Menurut Thomas, kriteria hilal tersebut sudah disepakati oleh para menteri agama di Malaysia, Brunei Darussalam, Indonesia, dan Singapura (MABIMS). Kesepakatan perubahan ini ditandai penandatanganan surat bersama ad referendum pada 2021 terkait penggunaan kriteria baru MABIMS di Indonesia mulai 2022, di mana sebelumnya kriteria hilal awal Hijriah adalah ketinggian 2 derajat, elongasi 3 derajat, dan umur bulan 8 jam.

Adanya perubahan kriteria hilal tersebut turut berpengaruh terhadap penentuan awal bulan Hijriah, karena di Indonesia menggunakan metode hisab (perhitungan) dan rukyat (pengamatan). Thomas mengatakan rukyat dan hisab secara astronomi dinilai setara dalam penentuan awal bulan Hijriah, sehingga tidak ada dikotomi antara keduanya.

Baca Juga: Besok Istighosah Kubro Digelar di Depan Gedung Sate, Acara Mulai dari Pagi

“Metode rukyat hilal diterapkan pada tanggal 29 H untuk melaksanakan contoh Rasul (ta’abudi). Agar rukyat akurat, arahnya dibantu dengan hasil hisab. Hisab bisa digunakan untuk membuat kalender sampai waktu yang panjang di masa depan. Agar hisab merujuk juga pada contoh Rasul, maka kriterianya dibuat sesuai dengan hasil rukyat jangka panjang, berupa data visibilitas hilal atau imkan rukyat (kemungkinan bisa dirukyat),” jelas dia.

Sehingga dia kembali menegaskan bahwa penerapan rukyat dan hisab bisa dipersatukan dengan kriteria visibilitas hilal atau imkan rukyat. Maka terjadinya perbedaan awal bulan Hijriah seperti Ramadan, Syawal, dan Dzulhijjah, bukan karena perbedaaan antara metode hisab dan rukyat, melainkan karena perbedaan kriteria hilal.

Adapun wilayah di dunia yang sudah memenuhi kriteria hilal sesuai MABIMS 3 derajat dan elongasi 6,4 derajat pada 10 Maret 2024 saat sidang isbat Kemenag RI digelar, diperkirakan baru berada di Benua Amerika, sedangkan Asia Tenggara belum terpenuhi.

Baca Juga: Lowongan Kerja RS Unpad Maret 2024 Ada 26 Posisi, Berikut Link Pendaftaran dan Syaratnya

Sehingga kemungkinan besar pada 10 Maret 2024 setelah Maghrib hampir seluruh wilayah Indonesia tidak ada yang berhasil melihat hilal atau hilal belum tampak.

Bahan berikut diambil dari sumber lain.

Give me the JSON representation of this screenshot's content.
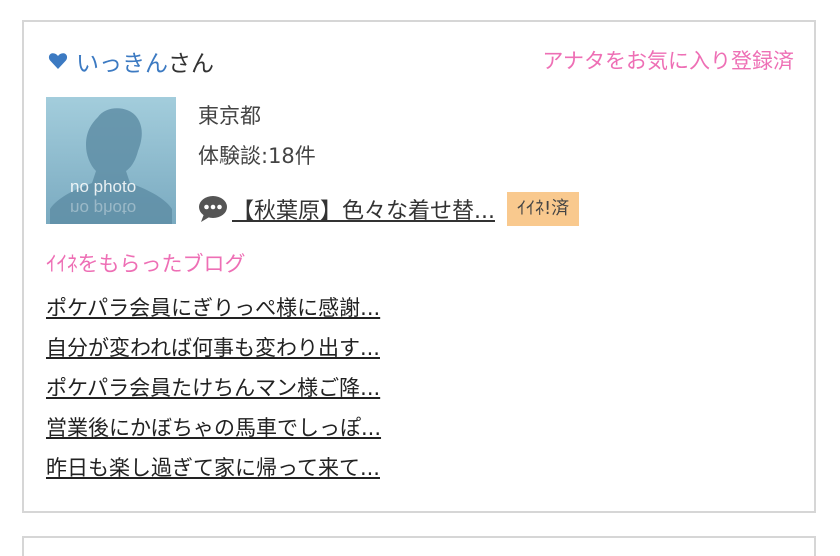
{
  "user": {
    "name": "いっきん",
    "suffix": "さん",
    "favorite_status": "アナタをお気に入り登録済"
  },
  "avatar": {
    "placeholder_text": "no photo"
  },
  "profile": {
    "prefecture": "東京都",
    "review_count": "体験談:18件"
  },
  "review": {
    "title": "【秋葉原】色々な着せ替...",
    "like_status": "ｲｲﾈ!済"
  },
  "blogs": {
    "heading": "ｲｲﾈをもらったブログ",
    "items": [
      "ポケパラ会員にぎりっぺ様に感謝...",
      "自分が変われば何事も変わり出す...",
      "ポケパラ会員たけちんマン様ご降...",
      "営業後にかぼちゃの馬車でしっぽ...",
      "昨日も楽し過ぎて家に帰って来て..."
    ]
  },
  "colors": {
    "link_blue": "#3c7ac2",
    "pink": "#ee6fb5",
    "badge_bg": "#f9c98e",
    "border": "#d6d6d6"
  },
  "icons": [
    "heart-icon",
    "speech-bubble-icon"
  ]
}
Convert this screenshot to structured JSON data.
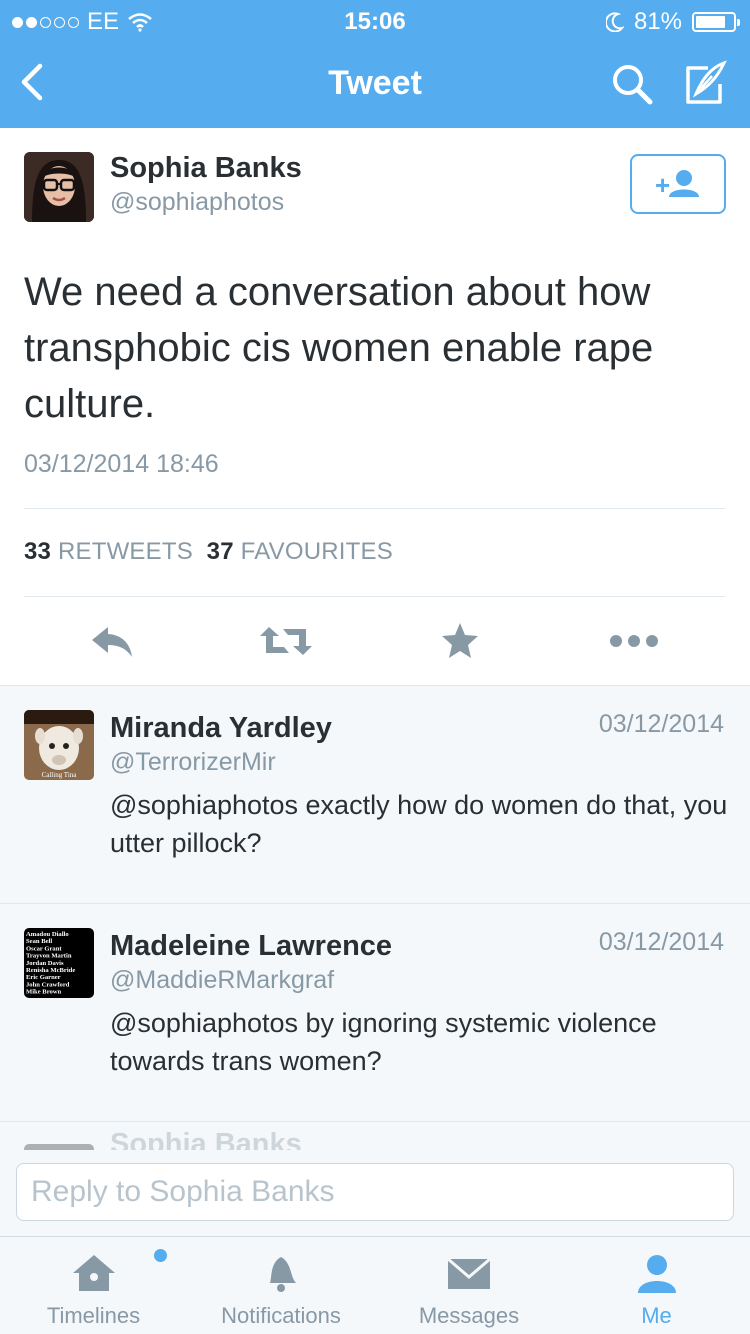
{
  "status_bar": {
    "carrier": "EE",
    "time": "15:06",
    "battery": "81%",
    "battery_level": 0.81,
    "signal_bars_filled": 2,
    "signal_bars_total": 5
  },
  "nav": {
    "title": "Tweet",
    "back_icon": "chevron-left-icon",
    "search_icon": "search-icon",
    "compose_icon": "compose-icon"
  },
  "tweet": {
    "name": "Sophia Banks",
    "handle": "@sophiaphotos",
    "text": "We need a conversation about how transphobic cis women enable rape culture.",
    "timestamp": "03/12/2014 18:46",
    "retweets_count": "33",
    "retweets_label": "RETWEETS",
    "favourites_count": "37",
    "favourites_label": "FAVOURITES"
  },
  "replies": [
    {
      "name": "Miranda Yardley",
      "handle": "@TerrorizerMir",
      "date": "03/12/2014",
      "text": "@sophiaphotos exactly how do women do that, you utter pillock?",
      "avatar_caption": "Calling Tina"
    },
    {
      "name": "Madeleine Lawrence",
      "handle": "@MaddieRMarkgraf",
      "date": "03/12/2014",
      "text": "@sophiaphotos by ignoring systemic violence towards trans women?",
      "avatar_lines": [
        "Amadou Diallo",
        "Sean Bell",
        "Oscar Grant",
        "Trayvon Martin",
        "Jordan Davis",
        "Renisha McBride",
        "Eric Garner",
        "John Crawford",
        "Mike Brown"
      ]
    }
  ],
  "partial_reply": {
    "name": "Sophia Banks"
  },
  "reply_box": {
    "placeholder": "Reply to Sophia Banks"
  },
  "tabs": [
    {
      "label": "Timelines",
      "icon": "home-icon",
      "active": false
    },
    {
      "label": "Notifications",
      "icon": "bell-icon",
      "active": false
    },
    {
      "label": "Messages",
      "icon": "envelope-icon",
      "active": false
    },
    {
      "label": "Me",
      "icon": "person-icon",
      "active": true
    }
  ],
  "colors": {
    "brand": "#55acee",
    "text": "#292f33",
    "muted": "#8899a6",
    "reply_bg": "#f5f8fa"
  }
}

“Berdasarkan faktor kondisi itulah yang akan membuat awal Ramadhan di Indonesia diperkirakan jatuh pada 12 Maret 2024. Penetapan 1 Ramadhan 1445 H oleh Pemerintah ini akan diumumkan berdasarkan hasil sidang isbat yang digelar Kementerian Agama pada Minggu 10 Maret 2024,” tuturnya.

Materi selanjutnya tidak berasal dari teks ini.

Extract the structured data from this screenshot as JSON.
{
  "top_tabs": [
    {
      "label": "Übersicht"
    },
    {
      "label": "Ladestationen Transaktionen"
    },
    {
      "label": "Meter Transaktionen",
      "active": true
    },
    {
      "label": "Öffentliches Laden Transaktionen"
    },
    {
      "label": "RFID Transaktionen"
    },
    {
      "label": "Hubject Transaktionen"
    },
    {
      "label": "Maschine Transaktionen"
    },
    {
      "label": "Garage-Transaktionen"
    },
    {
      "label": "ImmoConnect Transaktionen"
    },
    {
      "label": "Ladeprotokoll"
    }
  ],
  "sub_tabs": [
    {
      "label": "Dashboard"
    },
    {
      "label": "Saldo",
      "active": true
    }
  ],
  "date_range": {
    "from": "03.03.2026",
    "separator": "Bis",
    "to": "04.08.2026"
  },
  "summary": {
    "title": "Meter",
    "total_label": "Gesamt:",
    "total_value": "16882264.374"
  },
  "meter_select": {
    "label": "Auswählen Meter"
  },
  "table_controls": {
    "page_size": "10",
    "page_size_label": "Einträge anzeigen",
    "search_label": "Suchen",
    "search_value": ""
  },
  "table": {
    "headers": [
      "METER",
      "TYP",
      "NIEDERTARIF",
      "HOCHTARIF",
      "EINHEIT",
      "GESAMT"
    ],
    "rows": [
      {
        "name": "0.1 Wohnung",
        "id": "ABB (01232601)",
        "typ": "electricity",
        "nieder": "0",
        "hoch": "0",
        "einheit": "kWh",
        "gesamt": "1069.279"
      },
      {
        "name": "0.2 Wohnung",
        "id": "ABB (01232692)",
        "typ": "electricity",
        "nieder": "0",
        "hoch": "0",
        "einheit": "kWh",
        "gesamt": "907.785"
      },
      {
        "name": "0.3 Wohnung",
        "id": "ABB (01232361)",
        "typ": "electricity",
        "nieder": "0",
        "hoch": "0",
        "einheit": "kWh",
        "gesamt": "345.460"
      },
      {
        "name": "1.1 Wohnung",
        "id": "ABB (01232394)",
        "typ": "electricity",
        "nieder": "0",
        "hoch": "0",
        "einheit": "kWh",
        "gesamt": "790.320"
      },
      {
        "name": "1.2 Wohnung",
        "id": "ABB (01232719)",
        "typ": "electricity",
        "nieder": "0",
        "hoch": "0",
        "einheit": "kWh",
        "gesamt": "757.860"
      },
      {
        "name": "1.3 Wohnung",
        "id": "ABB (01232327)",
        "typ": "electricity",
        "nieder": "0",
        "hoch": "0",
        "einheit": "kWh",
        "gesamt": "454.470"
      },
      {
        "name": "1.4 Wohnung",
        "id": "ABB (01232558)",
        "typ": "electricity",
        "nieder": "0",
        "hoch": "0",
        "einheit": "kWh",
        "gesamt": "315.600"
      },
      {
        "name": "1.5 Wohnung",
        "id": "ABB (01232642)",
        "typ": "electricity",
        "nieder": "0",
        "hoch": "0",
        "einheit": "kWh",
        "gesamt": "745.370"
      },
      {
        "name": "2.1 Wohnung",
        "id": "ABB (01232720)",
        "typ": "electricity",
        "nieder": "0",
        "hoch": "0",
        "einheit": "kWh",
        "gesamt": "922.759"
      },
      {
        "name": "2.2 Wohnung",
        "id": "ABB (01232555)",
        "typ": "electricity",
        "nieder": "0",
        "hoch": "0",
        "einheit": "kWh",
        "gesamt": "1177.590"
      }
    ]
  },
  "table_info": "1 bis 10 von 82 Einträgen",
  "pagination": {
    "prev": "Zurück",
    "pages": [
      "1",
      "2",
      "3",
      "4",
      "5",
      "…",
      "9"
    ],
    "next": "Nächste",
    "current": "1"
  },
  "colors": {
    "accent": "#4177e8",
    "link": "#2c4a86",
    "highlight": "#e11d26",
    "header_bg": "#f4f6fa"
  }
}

Namun, lanjut Thomas, ada organisasi masyarakat atau ormas Islam yang menggunakan kriteria hilal berbeda, yakni wujudul hilal.

Wujudul hilal adalah kriteria penentuan awal bulan Hijriah dengan menggunakan prinsip Ijtimak (konjungsi) telah terjadi sebelum Matahari terbenam (ijtima’ qablal qhurub), dan Bulan terbenam setelah Matahari terbenam (moonset after sunset). Maka pada petang hari tersebut dinyatakan sebagai awal bulan Hijriah, tanpa melihat berapapun sudut ketinggian (altitude) Bulan saat Matahari terbenam.

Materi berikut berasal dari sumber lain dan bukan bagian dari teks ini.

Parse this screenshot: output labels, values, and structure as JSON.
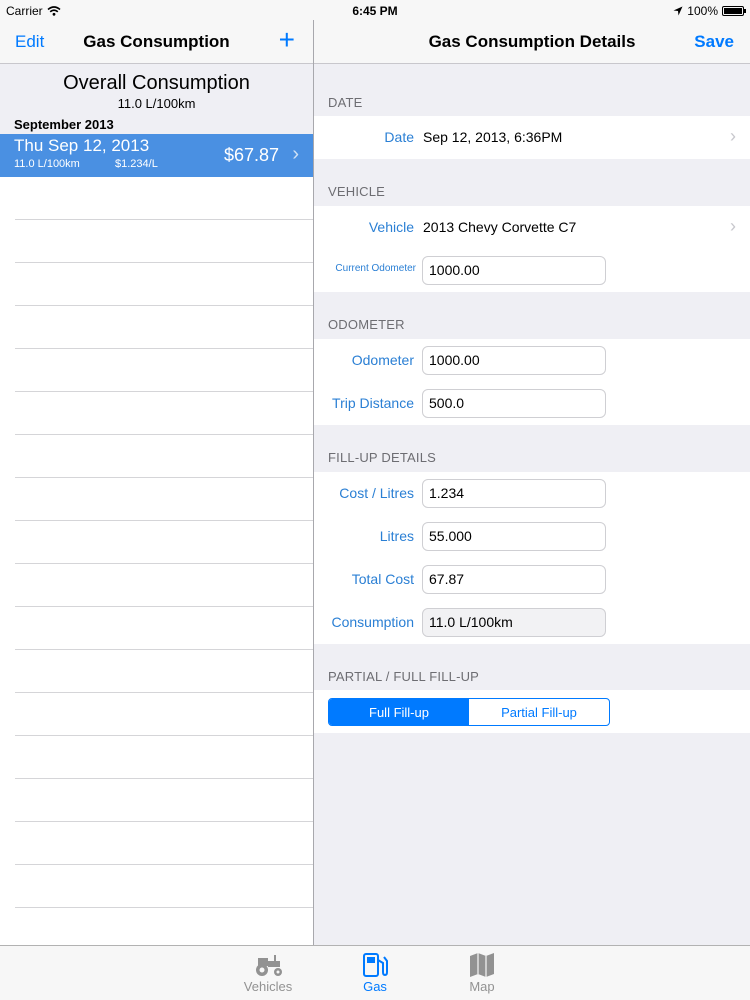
{
  "status_bar": {
    "carrier": "Carrier",
    "time": "6:45 PM",
    "battery": "100%",
    "battery_level": 1.0
  },
  "master": {
    "edit_label": "Edit",
    "title": "Gas Consumption",
    "add_label": "+",
    "overall_title": "Overall Consumption",
    "overall_value": "11.0 L/100km",
    "section_header": "September 2013",
    "entry": {
      "date": "Thu Sep 12, 2013",
      "consumption": "11.0 L/100km",
      "price_per_litre": "$1.234/L",
      "amount": "$67.87"
    }
  },
  "detail": {
    "title": "Gas Consumption Details",
    "save_label": "Save",
    "date_section": "DATE",
    "date_label": "Date",
    "date_value": "Sep 12, 2013, 6:36PM",
    "vehicle_section": "VEHICLE",
    "vehicle_label": "Vehicle",
    "vehicle_value": "2013 Chevy Corvette C7",
    "current_odometer_label": "Current Odometer",
    "current_odometer_value": "1000.00",
    "odometer_section": "ODOMETER",
    "odometer_label": "Odometer",
    "odometer_value": "1000.00",
    "trip_label": "Trip Distance",
    "trip_value": "500.0",
    "fillup_section": "FILL-UP DETAILS",
    "cost_label": "Cost / Litres",
    "cost_value": "1.234",
    "litres_label": "Litres",
    "litres_value": "55.000",
    "total_label": "Total Cost",
    "total_value": "67.87",
    "consumption_label": "Consumption",
    "consumption_value": "11.0 L/100km",
    "partial_section": "PARTIAL / FULL FILL-UP",
    "segment_full": "Full Fill-up",
    "segment_partial": "Partial Fill-up"
  },
  "tabs": [
    {
      "label": "Vehicles",
      "icon": "tractor-icon"
    },
    {
      "label": "Gas",
      "icon": "gas-pump-icon"
    },
    {
      "label": "Map",
      "icon": "map-icon"
    }
  ],
  "colors": {
    "accent": "#007aff",
    "selection": "#4a90e2",
    "label_blue": "#2a7fd4"
  }
}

Baca Juga: Lowongan Kerja EIGER 2024 Area Bandung untuk Berbagai Posisi, Link dan Syarat Daftar Cek di Sini

“Pada 10 Maret 2024 di Indonesia, posisi Bulan sudah di atas ufuk (hilal sudah wujud) dan sudah positif. Di Jakarta, posisi Bulan tingginya 0,7 derajat dan elongasi sudah di atas ufuk, namun masih kurang dari 6,4 derajat.

Organisasi masyarakat itu lantas memutuskan awal Ramadhan jatuh pada 11 Maret 2024.

"Pemerintah mengumumkan pada sidang isbat, tapi otoritas ormas dan pimpinan ormas sudah mengumumkan lebih dahulu," ujarnya.

Meski awal Ramadhan berbeda, katanya, tanggal Lebaran ada persamaan, baik pemerintah maupun organisasi masyarakat.

Baca Juga: Viral Bak Film Aksi, Begini Kronologi Sopir Truk Ugal-ugalan di Sukabumi Dikejar dan Ditangkap Polisi

Pada 9 April 2024, posisi Bulan di wilayah Indonesia sudah cukup tinggi lebih dari 6 derajat dan elongasi sekitar 8 derajat. Faktor itu secara hitung-hitungan sudah memenuhi kriteria MABIMS, yakni minimal 3 derajat dan elongasi 6,4 derajat.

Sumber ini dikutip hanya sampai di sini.